Une gestion de l’eau adaptée au site
Depuis l’existence du Jardin Melifera, les saisons se suivent et ne se ressemblent pas. Les épisodes de sécheresse succèdent à des pluies abondantes. Cet hiver, comme l’hiver et le printemps derniers, la pluviométrie a été importante et cela pose de vraies difficultés. Le marais de Ponthézière qui borde notre parcelle a l’avantage d’apporter de la fraicheur en été mais son manque d’entretien ne permet pas d’évacuer les surplus de pluie. Nos prairies sont saturées d’eau et la gestion en est très compliquée, d’autant plus avec les ânes dont le piétinement forme de la boue. Et ne parlons pas des moustiques présents par milliers avec les températures douces de l’automne…
La gestion de l’eau devient donc une problématique dont il faut se saisir pour faire face au dérèglement climatique au Jardin Melifera.
Dans ce sens, Ethel a suivi cet hiver une formation organisée par la Communauté de communes de l’île d’Oléron et l’association Bio Nouvelle-Aquitaine sur l’Hydrologie régénérative, qu’Alain Maillard, intervenant reconnu dans ce domaine, définit comme « une science de la régénération des cycles d’eau appliqués à l’agriculture » en s’appuyant sur le triptyque sol-eau-arbres et en intégrant pleinement la biodiversité.
C’est l’idée qu’en période de pluie intense, on permette à l’eau de mieux s’infiltrer et de se répartir à l’échelle de la parcelle, et qu’en période de manque, l’eau puisse remonter par capillarité.
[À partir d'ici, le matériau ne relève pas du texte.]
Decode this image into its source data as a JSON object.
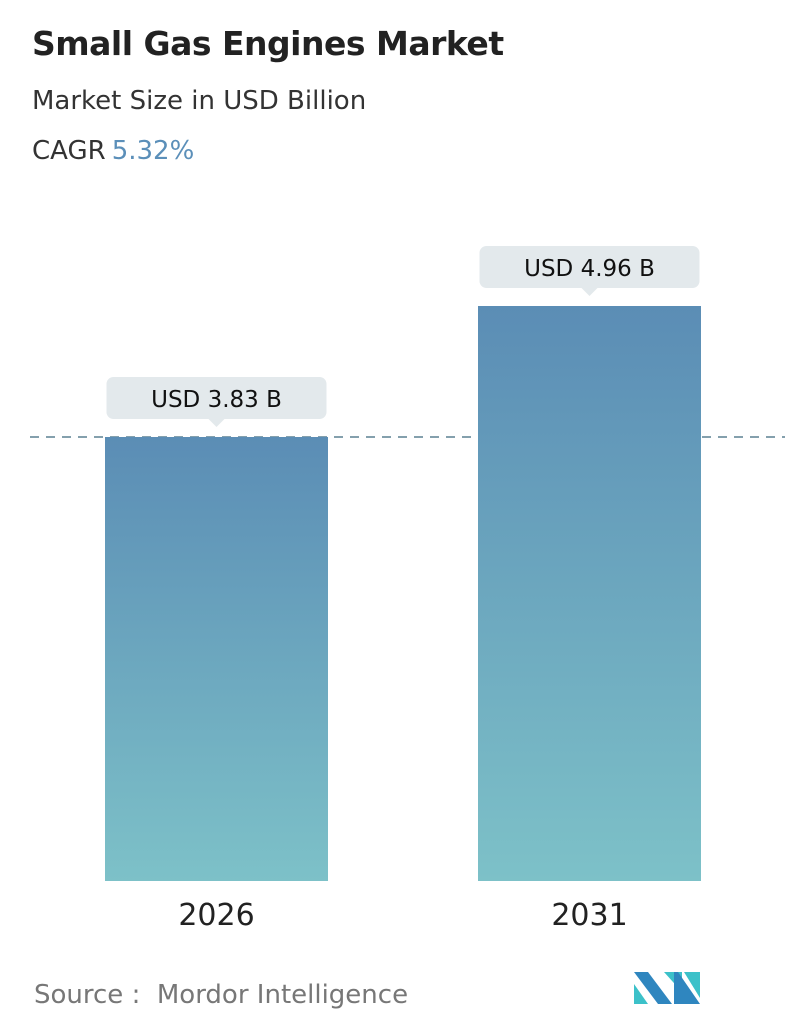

Ainsi, au sein d’un système agricole naturel, cette approche permet de mieux canaliser le flux d’eau, le ralentir, l’infiltrer et le stocker à l’échelle d’une ou plusieurs parcelles. Cette technique s’appuie sur une méthode d’aménagement des espaces, le keyline design, une pratique agricole qui permet de limiter les érosions en suivant les courbes de niveaux.
Voilà de quoi alimenter grandement notre réflexion !
Les projets des dernières semaines d’hiver

Les travaux au jardin ont repris doucement au mois de février, entre deux gelées et deux averses. Au programme, taille et désherbages des haies champêtres, vérification et réparation du réseau d’irrigation…
Il a fallu aussi s’atteler au nettoyage du site et au débroussaillage de quelques ronciers. La plupart sont préservés car précieux pour la biodiversité. Il faut donc intervenir avant le début de la période de nidification. On commande aussi les semences et plants pour le printemps. Quelques nouveautés à prévoir
En mars, on s’attelle au désherbage et à la taille des plantes dont certaines ont été laissées sur pied pour l’hiver afin de les protéger ou de laisser aux oiseaux l’opportunité de profiter des graines pendant cette saison froide (agastache, guimauve, miscanthus, etc.), suivi en avril d’apport de matières organiques pour nourrir le sol et in fine nos cultures.
Dès que les températures vont augmenter, la vie au jardin va redémarrer. Il est temps de se retrousser les manches et de remettre doucement Ehop au travail.
Début mars, nous accueillerons également les moutons et chèvres d’Oriane (Ecopat’Ø) en prestation d’écopâturage pour l’entretien des zones non pâturées par les ânes.